Après la décision du Conseil constitutionnel qui a invalidé la proposition de loi constitutionnelle n° 18/2026, la réaction du président de l’Assemblée nationale, Ousmane Sonko, était très attendue. Le chef de l’institution législative a officiellement pris acte de ce verdict. Sans s’attarder sur les détails juridiques du fond, l’autorité parlementaire a fermement réaffirmé son respect des institutions en déclarant : « Cette décision s’impose à tous ! Dont acte ! »
Un gage de « vitalité démocratique »
Loin d’y percevoir un revers ou un signe de fragilité institutionnelle, le leader de la chambre basse préfère souligner le bon fonctionnement du modèle sénégalais. Pour lui, cet épisode constitue plutôt une preuve éclatante de la vitalité démocratique du pays.

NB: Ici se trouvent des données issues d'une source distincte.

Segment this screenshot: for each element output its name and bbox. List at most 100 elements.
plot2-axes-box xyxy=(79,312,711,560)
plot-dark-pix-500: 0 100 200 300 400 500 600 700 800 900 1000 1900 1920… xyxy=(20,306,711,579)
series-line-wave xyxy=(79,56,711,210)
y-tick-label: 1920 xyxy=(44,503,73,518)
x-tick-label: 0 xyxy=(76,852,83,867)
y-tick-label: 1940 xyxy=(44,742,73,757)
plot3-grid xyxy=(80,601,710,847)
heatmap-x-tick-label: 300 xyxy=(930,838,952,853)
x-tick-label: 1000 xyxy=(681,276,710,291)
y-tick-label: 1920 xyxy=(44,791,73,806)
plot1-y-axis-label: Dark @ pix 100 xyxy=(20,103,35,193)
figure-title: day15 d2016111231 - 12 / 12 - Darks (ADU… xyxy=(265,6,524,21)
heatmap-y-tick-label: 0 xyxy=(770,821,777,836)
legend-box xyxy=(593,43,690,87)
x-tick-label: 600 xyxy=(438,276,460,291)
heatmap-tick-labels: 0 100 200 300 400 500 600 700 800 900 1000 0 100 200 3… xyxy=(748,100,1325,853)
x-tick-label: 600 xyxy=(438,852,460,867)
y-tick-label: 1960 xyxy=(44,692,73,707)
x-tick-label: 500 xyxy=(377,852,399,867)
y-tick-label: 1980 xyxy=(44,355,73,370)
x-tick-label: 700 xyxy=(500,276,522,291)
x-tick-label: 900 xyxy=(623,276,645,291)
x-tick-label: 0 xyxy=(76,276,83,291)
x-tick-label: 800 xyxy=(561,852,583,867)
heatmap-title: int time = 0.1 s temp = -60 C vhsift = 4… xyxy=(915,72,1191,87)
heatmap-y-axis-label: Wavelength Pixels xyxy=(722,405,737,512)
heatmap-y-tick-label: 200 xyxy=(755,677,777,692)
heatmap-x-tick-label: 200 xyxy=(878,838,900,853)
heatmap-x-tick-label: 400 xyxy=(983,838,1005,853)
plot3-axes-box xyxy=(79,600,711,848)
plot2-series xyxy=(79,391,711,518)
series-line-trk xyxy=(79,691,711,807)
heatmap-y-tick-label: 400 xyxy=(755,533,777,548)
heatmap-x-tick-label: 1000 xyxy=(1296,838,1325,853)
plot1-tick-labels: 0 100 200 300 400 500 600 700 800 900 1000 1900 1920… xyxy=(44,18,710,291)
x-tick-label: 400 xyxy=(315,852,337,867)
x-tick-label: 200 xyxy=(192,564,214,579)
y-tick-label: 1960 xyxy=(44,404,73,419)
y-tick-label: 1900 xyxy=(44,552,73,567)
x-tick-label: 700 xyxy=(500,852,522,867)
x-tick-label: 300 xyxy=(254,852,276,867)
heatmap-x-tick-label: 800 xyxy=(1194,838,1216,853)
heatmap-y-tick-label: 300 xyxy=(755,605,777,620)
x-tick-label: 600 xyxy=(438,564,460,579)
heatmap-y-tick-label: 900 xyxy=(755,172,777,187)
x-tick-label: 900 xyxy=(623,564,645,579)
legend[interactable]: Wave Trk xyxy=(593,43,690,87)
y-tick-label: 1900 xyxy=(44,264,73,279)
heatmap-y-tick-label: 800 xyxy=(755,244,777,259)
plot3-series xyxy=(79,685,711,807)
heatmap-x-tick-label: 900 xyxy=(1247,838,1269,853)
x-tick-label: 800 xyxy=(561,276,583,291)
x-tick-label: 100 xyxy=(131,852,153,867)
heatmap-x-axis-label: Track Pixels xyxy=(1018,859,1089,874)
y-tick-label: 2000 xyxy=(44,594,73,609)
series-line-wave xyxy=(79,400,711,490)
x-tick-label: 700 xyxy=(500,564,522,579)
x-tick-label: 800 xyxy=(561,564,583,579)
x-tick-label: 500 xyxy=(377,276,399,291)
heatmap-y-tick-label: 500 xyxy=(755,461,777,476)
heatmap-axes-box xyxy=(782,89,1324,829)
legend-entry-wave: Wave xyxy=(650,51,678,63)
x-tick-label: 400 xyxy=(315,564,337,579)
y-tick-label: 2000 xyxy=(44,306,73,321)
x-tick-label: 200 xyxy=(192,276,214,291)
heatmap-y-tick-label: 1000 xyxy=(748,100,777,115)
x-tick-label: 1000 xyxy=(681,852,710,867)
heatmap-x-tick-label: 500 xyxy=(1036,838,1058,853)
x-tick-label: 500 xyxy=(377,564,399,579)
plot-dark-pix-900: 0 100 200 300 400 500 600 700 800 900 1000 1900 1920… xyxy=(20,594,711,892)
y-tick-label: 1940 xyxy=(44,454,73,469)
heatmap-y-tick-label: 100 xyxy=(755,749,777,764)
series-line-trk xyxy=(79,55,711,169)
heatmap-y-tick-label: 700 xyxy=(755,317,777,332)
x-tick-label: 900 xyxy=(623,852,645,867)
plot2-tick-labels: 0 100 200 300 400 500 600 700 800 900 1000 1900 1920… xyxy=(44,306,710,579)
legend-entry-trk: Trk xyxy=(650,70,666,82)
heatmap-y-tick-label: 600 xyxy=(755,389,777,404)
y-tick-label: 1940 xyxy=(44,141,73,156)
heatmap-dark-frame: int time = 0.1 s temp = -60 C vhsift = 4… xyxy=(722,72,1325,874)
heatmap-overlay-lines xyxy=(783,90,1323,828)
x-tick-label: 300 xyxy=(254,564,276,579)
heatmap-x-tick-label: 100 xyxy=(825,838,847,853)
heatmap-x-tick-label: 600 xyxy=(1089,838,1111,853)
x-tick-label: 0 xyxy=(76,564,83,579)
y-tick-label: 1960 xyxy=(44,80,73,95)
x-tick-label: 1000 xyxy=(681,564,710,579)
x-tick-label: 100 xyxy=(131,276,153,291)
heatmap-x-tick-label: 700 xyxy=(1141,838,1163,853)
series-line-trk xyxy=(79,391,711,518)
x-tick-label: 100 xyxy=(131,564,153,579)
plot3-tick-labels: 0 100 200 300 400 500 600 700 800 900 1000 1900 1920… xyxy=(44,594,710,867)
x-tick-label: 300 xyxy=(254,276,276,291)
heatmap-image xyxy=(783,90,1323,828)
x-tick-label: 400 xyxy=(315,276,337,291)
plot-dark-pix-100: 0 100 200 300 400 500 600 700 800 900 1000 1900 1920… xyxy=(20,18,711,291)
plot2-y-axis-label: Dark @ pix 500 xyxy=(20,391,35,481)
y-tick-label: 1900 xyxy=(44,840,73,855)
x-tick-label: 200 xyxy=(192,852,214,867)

« En démocratie, lorsque les institutions jouent leur rôle, chacune dans son périmètre d’action, aucune crise ne peut survenir », a martelé Ousmane Sonko, dissipant ainsi toute inquiétude quant à un éventuel blocage entre les pouvoirs exécutif, législatif et judiciaire.
Poursuite des ambitions de réformes
Face aux défis législatifs futurs et aux réformes promises, le président de l’Assemblée nationale s’est montré rassurant quant à la poursuite des travaux parlementaires. Il n’est pas question de ralentir la cadence.
Il a ainsi garanti au peuple sénégalais que l’Assemblée nationale « continuera à exercer pleinement la mission qui lui a été confiée », avant d’insister avec conviction que « des lois seront votées ou rejetées pour honorer les engagements pris envers ce vaillant et digne peuple ». Le message est clair : le travail législatif se poursuit, dans le respect scrupuleux des principes républicains.